Святцев защитительно, ладонями вперёд, выставил руки:

– Да у старухи всё болит. Даже платок на голове! Установи!

– А чего сто́ит безошибочно-универсальный диагноз: по старости? А молодым тогда какой ставите? По молодости?.. А отношение? Да выслушай человека, объясни по-божески – и мёртвый уйдёт полуживым.

– Да, в нашем деле отношение – особая статья, – задумчиво покивал Веденеев, не отрывая глаз от маминой карты. – А это, – обращаясь к Святцеву, ткнул пальцем в запись, – достаточно?

Румянец полился по лицу Святцева.

Он нерешительно повёл плечом.

Я привстал посмотреть, о какой именно записи шла речь. Веденеев на вздохе перевернул страницу, другую, третью, делая вид, что никакой оплошности-де не заметил он да и не мог заметить, а смотрит карту так просто, из скуки, в подтверждение чего даже, пожалуйста, зевнул в кулак. Однако зевнул внатяжку, деланно.

– Что показалось вам недостаточным? – в лоб спросил я Веденеева.

– Да так, мелочуга… Сло́ва, поверьте, не сто́ит, – уклончиво буркнул он и сунул карту к себе в накладной широкий карман халата.

Во мне что-то ёкнуло.

Интуитивно я почувствовал, что токи тайны побежали от Веденеева к Святцеву, от Святцева к Веденееву. Но что они скрывали, я никогда не узна́ю. Будь тут Глеб, очевидец, наверняка докопались бы мы с ним до какого-нибудь неопровержимого святцевского художества. А так усиди меж двух стульев… Сам ничего толком не знаешь о деле, повоюй с этими матёрыми таблетологами!

Будто шилом поддел меня их заговор.

– Конечно! – встал я мятежом. – Чужая болячка душу не рвёт.
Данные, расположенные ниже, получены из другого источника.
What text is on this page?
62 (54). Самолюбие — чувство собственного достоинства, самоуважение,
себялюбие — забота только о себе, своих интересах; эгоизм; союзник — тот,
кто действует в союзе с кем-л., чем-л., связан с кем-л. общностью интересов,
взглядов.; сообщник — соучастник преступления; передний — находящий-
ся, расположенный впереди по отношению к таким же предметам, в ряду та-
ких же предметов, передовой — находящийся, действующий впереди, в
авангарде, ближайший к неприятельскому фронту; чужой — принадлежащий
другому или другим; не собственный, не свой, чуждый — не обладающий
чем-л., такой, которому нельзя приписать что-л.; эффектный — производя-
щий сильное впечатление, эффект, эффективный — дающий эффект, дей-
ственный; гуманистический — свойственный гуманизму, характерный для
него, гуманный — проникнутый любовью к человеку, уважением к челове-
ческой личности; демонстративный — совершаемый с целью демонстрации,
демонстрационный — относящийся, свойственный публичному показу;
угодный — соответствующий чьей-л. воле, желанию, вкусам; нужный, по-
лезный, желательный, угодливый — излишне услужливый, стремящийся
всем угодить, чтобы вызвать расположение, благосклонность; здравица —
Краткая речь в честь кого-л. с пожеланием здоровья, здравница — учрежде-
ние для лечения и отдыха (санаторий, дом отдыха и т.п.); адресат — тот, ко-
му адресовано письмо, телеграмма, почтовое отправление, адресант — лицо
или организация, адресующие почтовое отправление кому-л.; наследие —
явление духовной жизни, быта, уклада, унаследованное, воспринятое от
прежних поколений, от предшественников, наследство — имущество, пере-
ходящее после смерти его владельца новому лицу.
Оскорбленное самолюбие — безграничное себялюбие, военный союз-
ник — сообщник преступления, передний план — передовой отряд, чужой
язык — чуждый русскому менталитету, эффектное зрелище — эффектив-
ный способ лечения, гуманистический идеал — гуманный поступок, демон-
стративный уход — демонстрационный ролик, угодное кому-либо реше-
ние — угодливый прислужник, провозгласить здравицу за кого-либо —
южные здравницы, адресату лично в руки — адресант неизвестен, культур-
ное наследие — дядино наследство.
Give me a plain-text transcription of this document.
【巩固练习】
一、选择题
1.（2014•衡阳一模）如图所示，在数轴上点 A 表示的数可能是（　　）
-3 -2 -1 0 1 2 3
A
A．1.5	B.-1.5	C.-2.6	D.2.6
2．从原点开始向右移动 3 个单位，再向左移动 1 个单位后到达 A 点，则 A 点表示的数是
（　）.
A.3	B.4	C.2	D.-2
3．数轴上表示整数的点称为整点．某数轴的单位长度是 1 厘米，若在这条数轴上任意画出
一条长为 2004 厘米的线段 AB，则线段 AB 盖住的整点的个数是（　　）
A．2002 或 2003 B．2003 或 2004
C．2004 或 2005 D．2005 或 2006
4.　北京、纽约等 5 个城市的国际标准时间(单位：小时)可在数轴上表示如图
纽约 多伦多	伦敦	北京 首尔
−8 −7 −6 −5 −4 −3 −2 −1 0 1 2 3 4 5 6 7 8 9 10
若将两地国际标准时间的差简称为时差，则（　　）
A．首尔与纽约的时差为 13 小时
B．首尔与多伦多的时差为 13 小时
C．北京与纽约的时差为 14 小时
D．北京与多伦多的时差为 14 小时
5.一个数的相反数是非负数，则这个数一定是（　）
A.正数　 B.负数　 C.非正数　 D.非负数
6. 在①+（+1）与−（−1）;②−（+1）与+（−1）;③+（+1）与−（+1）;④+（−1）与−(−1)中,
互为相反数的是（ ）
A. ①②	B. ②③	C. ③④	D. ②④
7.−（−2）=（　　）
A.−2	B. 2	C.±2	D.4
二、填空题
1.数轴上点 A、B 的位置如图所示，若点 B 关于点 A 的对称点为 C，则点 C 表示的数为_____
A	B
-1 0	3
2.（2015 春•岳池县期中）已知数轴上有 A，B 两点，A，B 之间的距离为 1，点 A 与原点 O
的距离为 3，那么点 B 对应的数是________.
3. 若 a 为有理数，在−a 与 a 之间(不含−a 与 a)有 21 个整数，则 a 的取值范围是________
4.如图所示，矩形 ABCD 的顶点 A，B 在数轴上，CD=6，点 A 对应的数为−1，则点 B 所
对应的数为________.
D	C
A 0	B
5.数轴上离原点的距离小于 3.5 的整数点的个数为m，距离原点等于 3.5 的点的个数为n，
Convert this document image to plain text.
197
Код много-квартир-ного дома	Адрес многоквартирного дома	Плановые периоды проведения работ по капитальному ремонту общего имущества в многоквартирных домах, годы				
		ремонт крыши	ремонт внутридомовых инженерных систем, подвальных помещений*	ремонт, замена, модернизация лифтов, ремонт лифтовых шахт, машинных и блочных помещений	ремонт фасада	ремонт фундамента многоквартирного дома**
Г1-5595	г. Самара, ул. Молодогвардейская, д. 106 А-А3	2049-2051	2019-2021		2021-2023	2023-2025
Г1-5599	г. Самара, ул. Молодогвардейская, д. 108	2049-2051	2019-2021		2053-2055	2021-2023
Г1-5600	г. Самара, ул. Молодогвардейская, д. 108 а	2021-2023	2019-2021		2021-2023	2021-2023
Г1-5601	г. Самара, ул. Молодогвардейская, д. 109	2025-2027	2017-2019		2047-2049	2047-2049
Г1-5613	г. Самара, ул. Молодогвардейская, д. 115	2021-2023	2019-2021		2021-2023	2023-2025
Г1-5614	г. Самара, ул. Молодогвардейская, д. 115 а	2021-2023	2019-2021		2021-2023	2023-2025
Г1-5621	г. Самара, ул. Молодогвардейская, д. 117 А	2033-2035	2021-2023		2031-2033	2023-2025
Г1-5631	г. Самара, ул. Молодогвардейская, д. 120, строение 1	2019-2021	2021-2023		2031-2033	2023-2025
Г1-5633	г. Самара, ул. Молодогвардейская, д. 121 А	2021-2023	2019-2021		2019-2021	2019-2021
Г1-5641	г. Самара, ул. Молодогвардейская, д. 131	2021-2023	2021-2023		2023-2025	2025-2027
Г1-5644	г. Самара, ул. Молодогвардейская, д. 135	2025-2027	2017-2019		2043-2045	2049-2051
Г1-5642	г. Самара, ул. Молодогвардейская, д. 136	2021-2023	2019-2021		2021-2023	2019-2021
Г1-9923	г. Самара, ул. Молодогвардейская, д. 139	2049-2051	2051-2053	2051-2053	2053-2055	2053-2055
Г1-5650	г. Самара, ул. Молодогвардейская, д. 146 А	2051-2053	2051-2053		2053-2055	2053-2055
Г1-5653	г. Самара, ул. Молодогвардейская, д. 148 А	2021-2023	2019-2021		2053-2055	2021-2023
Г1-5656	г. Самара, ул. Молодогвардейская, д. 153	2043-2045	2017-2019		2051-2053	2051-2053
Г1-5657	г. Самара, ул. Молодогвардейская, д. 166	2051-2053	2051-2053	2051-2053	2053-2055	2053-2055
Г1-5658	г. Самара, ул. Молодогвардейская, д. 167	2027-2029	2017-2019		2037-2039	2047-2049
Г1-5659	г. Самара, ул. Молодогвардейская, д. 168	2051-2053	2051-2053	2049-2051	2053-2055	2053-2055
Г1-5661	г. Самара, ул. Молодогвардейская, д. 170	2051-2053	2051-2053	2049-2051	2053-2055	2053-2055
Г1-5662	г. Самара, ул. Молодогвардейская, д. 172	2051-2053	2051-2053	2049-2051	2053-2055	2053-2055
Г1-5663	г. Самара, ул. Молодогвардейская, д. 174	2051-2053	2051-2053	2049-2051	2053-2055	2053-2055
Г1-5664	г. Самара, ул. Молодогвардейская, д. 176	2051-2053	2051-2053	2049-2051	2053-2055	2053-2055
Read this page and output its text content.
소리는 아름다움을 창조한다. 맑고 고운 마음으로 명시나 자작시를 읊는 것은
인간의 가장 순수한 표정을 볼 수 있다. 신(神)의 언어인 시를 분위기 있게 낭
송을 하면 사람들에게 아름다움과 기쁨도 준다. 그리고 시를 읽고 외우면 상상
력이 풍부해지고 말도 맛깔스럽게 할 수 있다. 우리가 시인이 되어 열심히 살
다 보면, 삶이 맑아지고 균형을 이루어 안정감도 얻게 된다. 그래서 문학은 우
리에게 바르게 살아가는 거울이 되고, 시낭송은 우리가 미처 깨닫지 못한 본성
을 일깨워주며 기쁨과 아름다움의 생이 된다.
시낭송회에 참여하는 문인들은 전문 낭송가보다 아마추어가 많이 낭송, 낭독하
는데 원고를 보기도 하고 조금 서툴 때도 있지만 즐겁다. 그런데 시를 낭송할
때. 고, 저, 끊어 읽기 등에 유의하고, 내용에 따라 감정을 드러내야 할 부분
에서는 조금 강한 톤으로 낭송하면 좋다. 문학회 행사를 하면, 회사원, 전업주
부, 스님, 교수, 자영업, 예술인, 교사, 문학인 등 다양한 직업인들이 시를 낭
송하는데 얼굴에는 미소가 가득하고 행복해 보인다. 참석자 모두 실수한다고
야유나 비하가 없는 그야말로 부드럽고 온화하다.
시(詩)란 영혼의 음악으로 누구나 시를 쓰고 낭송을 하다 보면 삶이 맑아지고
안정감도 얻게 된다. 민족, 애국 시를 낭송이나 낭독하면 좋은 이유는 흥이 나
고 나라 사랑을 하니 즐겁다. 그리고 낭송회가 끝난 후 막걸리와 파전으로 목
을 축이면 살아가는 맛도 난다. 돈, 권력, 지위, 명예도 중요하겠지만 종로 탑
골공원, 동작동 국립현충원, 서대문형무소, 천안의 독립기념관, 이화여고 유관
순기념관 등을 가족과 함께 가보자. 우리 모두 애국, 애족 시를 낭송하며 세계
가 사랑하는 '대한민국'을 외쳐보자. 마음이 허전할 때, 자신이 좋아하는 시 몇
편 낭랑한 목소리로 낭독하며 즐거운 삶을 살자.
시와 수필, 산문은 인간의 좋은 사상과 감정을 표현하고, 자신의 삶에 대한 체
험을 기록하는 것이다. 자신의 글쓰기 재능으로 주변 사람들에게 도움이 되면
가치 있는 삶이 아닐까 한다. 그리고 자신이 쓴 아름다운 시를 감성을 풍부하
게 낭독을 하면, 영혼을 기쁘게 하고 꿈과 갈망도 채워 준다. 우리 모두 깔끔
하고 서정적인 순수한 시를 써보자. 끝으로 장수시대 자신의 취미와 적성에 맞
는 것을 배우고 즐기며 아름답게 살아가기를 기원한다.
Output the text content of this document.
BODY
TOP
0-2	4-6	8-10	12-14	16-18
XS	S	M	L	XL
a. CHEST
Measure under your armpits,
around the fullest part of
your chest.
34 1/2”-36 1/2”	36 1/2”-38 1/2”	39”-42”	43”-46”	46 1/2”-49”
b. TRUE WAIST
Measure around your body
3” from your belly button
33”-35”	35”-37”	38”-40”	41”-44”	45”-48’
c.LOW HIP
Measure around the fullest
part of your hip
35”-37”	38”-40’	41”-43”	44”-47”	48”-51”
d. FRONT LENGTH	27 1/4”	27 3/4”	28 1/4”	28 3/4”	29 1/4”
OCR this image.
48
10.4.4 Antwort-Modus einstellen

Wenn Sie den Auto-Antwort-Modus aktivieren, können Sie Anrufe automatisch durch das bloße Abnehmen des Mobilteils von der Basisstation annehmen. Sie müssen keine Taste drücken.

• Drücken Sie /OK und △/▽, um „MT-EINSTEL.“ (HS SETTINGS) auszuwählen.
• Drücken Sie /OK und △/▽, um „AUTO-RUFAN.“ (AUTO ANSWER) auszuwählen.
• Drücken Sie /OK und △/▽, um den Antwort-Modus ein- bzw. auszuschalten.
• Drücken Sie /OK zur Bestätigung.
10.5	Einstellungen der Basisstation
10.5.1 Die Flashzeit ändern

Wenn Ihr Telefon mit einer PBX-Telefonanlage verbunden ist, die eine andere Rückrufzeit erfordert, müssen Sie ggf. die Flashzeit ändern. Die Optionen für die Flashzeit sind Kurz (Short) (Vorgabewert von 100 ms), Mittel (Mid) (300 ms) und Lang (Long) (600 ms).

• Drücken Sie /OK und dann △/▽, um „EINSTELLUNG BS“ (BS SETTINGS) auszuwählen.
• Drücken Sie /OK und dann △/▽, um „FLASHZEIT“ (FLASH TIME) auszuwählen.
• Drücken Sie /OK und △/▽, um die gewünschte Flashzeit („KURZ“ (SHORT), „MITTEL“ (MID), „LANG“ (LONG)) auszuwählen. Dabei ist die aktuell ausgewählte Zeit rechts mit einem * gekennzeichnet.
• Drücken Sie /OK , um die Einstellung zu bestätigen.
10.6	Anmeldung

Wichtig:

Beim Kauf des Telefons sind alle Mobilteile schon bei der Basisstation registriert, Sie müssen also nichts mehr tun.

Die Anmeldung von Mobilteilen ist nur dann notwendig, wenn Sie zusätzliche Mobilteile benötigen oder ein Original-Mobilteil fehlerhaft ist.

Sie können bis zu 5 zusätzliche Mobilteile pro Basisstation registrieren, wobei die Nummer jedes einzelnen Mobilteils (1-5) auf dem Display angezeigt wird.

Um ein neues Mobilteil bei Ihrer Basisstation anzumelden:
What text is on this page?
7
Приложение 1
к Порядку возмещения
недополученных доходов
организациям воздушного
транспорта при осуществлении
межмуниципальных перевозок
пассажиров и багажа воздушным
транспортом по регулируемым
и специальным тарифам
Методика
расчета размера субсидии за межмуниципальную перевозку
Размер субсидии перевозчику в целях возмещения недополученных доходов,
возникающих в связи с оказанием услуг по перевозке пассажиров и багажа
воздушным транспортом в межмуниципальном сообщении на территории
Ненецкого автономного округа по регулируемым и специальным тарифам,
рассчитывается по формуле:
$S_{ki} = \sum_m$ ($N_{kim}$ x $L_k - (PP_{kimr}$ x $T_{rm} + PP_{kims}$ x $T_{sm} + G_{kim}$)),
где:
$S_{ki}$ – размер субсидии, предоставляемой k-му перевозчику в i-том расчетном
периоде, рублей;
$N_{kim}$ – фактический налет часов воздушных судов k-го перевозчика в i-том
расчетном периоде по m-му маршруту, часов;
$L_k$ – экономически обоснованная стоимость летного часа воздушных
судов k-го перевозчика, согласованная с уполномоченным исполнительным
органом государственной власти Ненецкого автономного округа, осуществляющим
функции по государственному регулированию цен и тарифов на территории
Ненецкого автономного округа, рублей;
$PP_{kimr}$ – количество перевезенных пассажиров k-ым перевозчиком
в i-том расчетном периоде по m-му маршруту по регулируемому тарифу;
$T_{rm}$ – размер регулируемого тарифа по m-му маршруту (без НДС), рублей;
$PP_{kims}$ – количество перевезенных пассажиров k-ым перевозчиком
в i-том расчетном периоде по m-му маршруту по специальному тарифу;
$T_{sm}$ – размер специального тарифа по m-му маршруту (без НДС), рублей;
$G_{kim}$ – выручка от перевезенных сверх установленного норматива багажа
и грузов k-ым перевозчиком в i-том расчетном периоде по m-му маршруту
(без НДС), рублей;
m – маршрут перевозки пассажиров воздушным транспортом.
Оттого она и слова не стоит! Четвёртого брат приводил мать на приём, домой нёс на руках, сама не могла идти. Шестого…

– Шестого она у меня не была! – торопливо обогнал меня словами Святцев. – У меня не записано. Значит, не была!

– Зато приходил брат. Сказал, что в боку у неё меньше колет, так встать не может. Что вы на это сказали? «Будет хуже, положим». Куда ж ещё хуже? Больная у ж е не встаёт.

– Не мог я так сказать. Да я и не помню, был ли брат у меня шестого. У меня в день до полусотни народу пробегает!

– Не слишком ли многое он не помнит? – уставился я на Веденеева. – Прямо какой-то юный склеротик. Просто такому в жизни. Оскорбил человека, тут же забыл. Душа молчит, не болит. Другого равнодушием дожал до крайности, спихнул в Ольшанку и спокойненько вытер белы рученьки. Слава Богу, к надёжным людям попали и Борисовна, и мама. Их вылечат, подымут. Но где гарантия, что другие старухи не окажутся на их полозу? И потом. Почему в Ольшанке полбольницы старики и старухи из Гнилуши и её округи? Почему их не лечат на месте? В райцентре?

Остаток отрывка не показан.